The hydrogen and mass spectra data of the final product are as follows:¹H NMR(400MHz,CDCl₃),δ7.78(s,1H, ArH),7.61(s,1H,ArH),7.05(t,J＝58.0Hz，1H,CHF₂),6.96(s,1H,NH),3.07(s,3H, CH₃),2.48(s,3H,CH₃).ESI-LCMS,m/z 386.9891[M+H]⁺.

the intermediates and products in the above examples were confirmed by mass spectrometry and hydrogen spectrometry.
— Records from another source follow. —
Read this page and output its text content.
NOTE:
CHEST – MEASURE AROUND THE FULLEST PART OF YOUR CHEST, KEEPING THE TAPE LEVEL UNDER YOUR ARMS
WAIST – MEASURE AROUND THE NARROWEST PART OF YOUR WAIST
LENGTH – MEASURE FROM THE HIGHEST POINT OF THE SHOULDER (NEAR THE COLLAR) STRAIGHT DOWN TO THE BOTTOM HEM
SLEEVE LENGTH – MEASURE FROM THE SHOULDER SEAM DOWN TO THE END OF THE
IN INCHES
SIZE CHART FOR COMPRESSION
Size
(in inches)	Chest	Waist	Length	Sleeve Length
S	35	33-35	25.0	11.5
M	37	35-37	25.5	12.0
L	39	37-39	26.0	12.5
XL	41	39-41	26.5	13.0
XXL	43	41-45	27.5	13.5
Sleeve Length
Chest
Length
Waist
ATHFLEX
The foregoing is only a preferred embodiment of the present invention, and it should be noted that, for those skilled in the art, various changes and modifications can be made without departing from the inventive concept of the present invention, and these changes and modifications are all within the scope of the present invention.

Claims (3)

1. A preparation method of sulfentrazone through catalytic coupling of a copper reagent is characterized by comprising the following steps:

(1) reacting 2- (2, 4-dichlorophenyl) -4- (difluoromethyl) -2, 4-dihydro-5-methyl-3H-1, 2, 4-triazole-3-ketone with a halogenating reagent to obtain 2- (2, 4-dichloro-5-halogeno benzene) -4- (difluoromethyl) -2, 4-dihydro-5-methyl-3H-1, 2, 4-triazole-3-ketone, namely a compound A;

(2) reacting the compound A with borate under the reaction condition of n-butyllithium or a Grignard reagent to substitute 5-site halogen with boric acid or a borate group to obtain a compound B; the boric acid ester is selected from tributyl borate, triethyl borate, tripropyl borate or triisopropyl borate; the molar ratio of the compound A, n-butyllithium/Grignard reagent and borate is 1: 1.05-1.2: 1.1-2;

(3) the compound B is directly coupled with methanesulfonamide under the catalysis of a copper catalyst to generate sulfentrazone; the molar ratio of the compound B, the copper catalyst and the methanesulfonamide is 1: 0.05-0.20: 1.05 to 1.2;

the molecular sieve is also added in the step (3), and the adding mass of the molecular sieve is 10-100% of the mass of the compound B;

said step (3) further comprises the step of oxidizing the metal reagent to effect cycling of the catalyst metal reagent between different valence states; the steps can adopt stirring in an oxygen atmosphere or TEMPO and alkali for oxidation; the alkali is selected from triethylamine, potassium carbonate or sodium carbonate;

wherein, the X group in the compound A is iodine or bromine; the Y group in the compound B is H or C_1～6An alkyl group;

the reaction formula of the above reaction is as follows:

2. the process for the preparation of sulfentrazone catalytically coupled by a copper reagent according to claim 1, wherein the molar ratio of 2- (2, 4-dichlorophenyl) -4- (difluoromethyl) -2, 4-dihydro-5-methyl-3H-1, 2, 4-triazol-3-one to the halogenating reagent in step (1) is 1: 1 to 3.

3. The method for preparing sulfentrazone through catalytic coupling of a copper reagent according to claim 1, wherein the halogenating reagent in step (1) is selected from NBS (N-bromosuccinimide), CuBr, HBr, Br₂NIS (N-iodosuccinimide), I₂HI or ICl.